L’indexation des retraites
La troisième demande concerne l’indexation des retraites sur l’inflation. Le gouvernement envisage d’instaurer une retraite minimum de 1 100 € et d’indexer les pensions de retraites sur le niveau de l'inflation, pour tenir compte de la forte hausse des prix à la consommation qui s’établit déjà provisoirement à 4,8 % sur un an en mai, selon l’Insee. Le ministre de l’Economie, Bruno Le Maire, a annoncé que l’augmentation devrait, donc, se situer autour de 4 %. Or, l’Insee pointe qu’un retraité corse a, en moyenne, un taux de pauvreté supérieur de 9 % à celui d’un retraité continental et qu’il touche de 205 € à 263 € en moins. La part des retraités percevant le minimum vieillesse est de 8,6 % contre 3,3 % au national.
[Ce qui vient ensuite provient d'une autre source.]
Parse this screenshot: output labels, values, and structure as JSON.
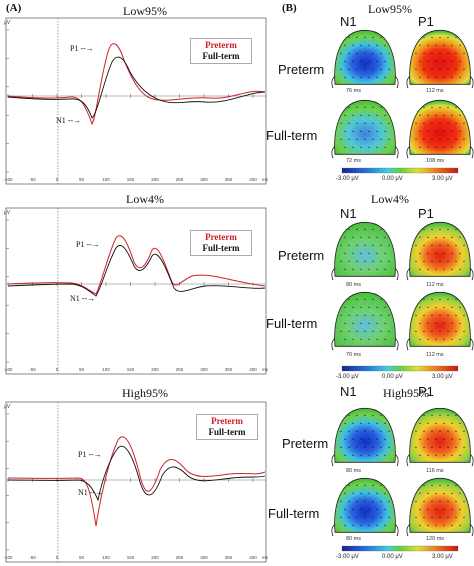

Le montant de cette allocation - en moyenne 742 €/mois - étant inférieur au seuil de pauvreté, ces retraités se trouvent automatiquement en situation de précarité, affichant ainsi un taux de pauvreté élevé de la population des seniors. « Afin de tenir compte de l’exposition particulière aux difficultés financières des retraités corses, il est demandé de doubler l’augmentation des retraites prévues pour être indexée sur l’inflation, portant le chiffre à 10% », explique l’Exécutif corse. La Conférence sociale entend également travailler à l’extension aux retraités du bénéfice de la prime Transports, sur un modèle similaire, dans le cadre du projet de loi sur les retraites qui devrait également être examiné prochainement à l’Assemblée nationale.
 
L’indemnité trajet
La quatrième demande concerne l’indemnité de transport régional qui s’applique, depuis 2009, à l’ensemble des salariés du secteur privé dont la résidence habituelle et le lieu de travail se situent en Corse. Cette indemnité est exonérée de charges sociales dans la limite de 200 € par an et par salarié. En 2020, une négociation a été engagée pour la revaloriser à hauteur de 300 € annuels, mais la crise sanitaire a gelé la validation de l’accord interprofessionnel qui est, depuis ce mois de juin, de nouveau en discussion. Mais les syndicats estiment que « cette somme n’est pas suffisante pour opérer une réelle compensation du coût de la vie, notamment les prix excessifs du carburant sur l’île ». Aussi la Conférence sociale propose-t-elle « d’augmenter le plafond d’exonération des charges et contributions sociales de la prime à hauteur de 300€ pour la période 2023-2025, et que la législation permettant de majorer les exonérations de cotisations des entreprises situées en Corse soit enfin appliquée, conformément à la loi de 2002 relative à la Corse ».
 
Une adaptation législative
Ces propositions seront débattues mardi prochain au CESEC, puis jeudi à l’Assemblée de Corse. « Sous réserve que l’Assemblée de Corse valide, nos propositions seront transmises au Premier Ministre afin de solliciter une adaptation législative et aux quatre députés corses pour qu’ils les relayent à l’Assemblée nationale », annonce le Président de l’Exécutif. Pour lui, il est essentiel d’utiliser la fenêtre de tir du projet de loi : « Dans la situation d’instabilité que connait la France, on voit que tout le monde, même les opposants, souhaite qu’une loi sur le pouvoir d’achat soit adoptée et que des mesures fortes soient prises. Il y a, donc, la place pour qu’une majorité valide des mesures spécifiques à la Corse dès lors qu’on démontre qu’il y a un différentiel objectif, et nous avons fait un gros travail de fond pour objectiver le différentiel ». Et d’ajouter : « Ce sont des dépenses strictement régaliennes auxquelles la Collectivité ne contribue pas. Il faut voir ce que l’Etat propose. C’est quand même lui qui est à la manœuvre ». Le projet de loi sur le pouvoir d’achat, qui sera envoyé dès la semaine prochaine au Haut Conseil des finances publiques et au Conseil d'Etat, pourrait être adopté avant la fin juillet.
 
N.M.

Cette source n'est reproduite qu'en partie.